RE FIORE

 

Alle prime carezze del sole, Fiore dischiuse i suoi petali variopinti. Si stirò, come chi, appena sveglio, stende le braccia e sbadiglia salutando il nuovo giorno. Nel delicato tepore dei primi raggi lasciò evaporare le piccole gocce di rugiada e si guardò intorno: un mare infinito di verde gli si estendeva davanti e lui ne era il re incontrastato. Non c’era nessun altro della sua specie in quel pascolo a perdita d’occhio. E i suoi colori erano le sue insegne regali, al di sopra degli umili fili d’erba, monocromi, piegati dalla più minuta bava di vento in un inchino continuo alla sua maestà.

Chissà per quale strano capriccio del destino, il suo seme aveva germogliato in quella terra dove rarissimo era il passo dell’uomo. L’uomo. Quella specie che, per atavica conoscenza, sapeva da sempre essere sua nemica. Quella specie che, per puro diletto, osava strappare dal loro sacro suolo i suoi simili per farne un effimero ornamento, per godere un attimo del loro profumo… e lasciarli morire.

Ma questo non era il suo caso. Alto, regale, Fiore trascorreva le ore del giorno in quello stato di grazia che la natura gli aveva concesso: unico beneficiario del proprio aroma per tutta la sua pur breve vita.
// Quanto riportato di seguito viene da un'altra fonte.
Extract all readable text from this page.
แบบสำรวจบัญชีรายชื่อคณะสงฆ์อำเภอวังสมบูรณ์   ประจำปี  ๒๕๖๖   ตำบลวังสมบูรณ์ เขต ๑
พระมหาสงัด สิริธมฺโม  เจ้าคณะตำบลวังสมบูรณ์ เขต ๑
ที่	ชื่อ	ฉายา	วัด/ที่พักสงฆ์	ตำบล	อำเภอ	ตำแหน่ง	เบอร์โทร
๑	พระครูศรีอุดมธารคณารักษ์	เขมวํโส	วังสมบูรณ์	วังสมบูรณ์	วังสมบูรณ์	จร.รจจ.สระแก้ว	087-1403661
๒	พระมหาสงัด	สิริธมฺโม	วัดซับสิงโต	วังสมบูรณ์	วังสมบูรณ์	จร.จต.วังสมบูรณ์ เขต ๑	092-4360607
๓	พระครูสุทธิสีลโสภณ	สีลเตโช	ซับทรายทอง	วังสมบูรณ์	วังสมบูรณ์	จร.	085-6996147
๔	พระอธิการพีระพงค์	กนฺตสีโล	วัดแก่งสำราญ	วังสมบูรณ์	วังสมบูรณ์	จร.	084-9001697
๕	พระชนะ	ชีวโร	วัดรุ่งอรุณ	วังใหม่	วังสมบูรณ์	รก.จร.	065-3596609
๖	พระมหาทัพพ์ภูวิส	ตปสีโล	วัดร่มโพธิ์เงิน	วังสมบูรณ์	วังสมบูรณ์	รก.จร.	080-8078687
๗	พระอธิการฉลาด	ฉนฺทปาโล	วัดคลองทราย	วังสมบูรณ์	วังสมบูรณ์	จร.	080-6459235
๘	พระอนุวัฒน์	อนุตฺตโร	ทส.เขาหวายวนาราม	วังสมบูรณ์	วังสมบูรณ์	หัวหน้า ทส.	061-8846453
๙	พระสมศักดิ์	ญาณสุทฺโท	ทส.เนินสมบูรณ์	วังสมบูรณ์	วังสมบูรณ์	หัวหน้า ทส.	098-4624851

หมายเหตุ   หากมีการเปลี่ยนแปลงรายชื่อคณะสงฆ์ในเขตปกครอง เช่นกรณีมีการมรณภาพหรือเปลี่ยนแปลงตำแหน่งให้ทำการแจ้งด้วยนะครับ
Immerso nei propri aulici pensieri, Fiore però non si accorse che all’ultimo momento di un’ombra greve che gli si avvicinava. Col suo passo lento e ciondolante, una grossa mucca si stava dirigendo proprio verso di lui, divorando i suoi verdi sudditi con l’aria tranquilla di chi sa di non sapere ed è nel giusto.

Un istante prima di finire nelle fauci della bestia Fiore pensò: "Che destino crudele il mio. I miei simili, pur morendo, fanno felici chi li odora, sono amati. Io muoio invece nell’indifferenza."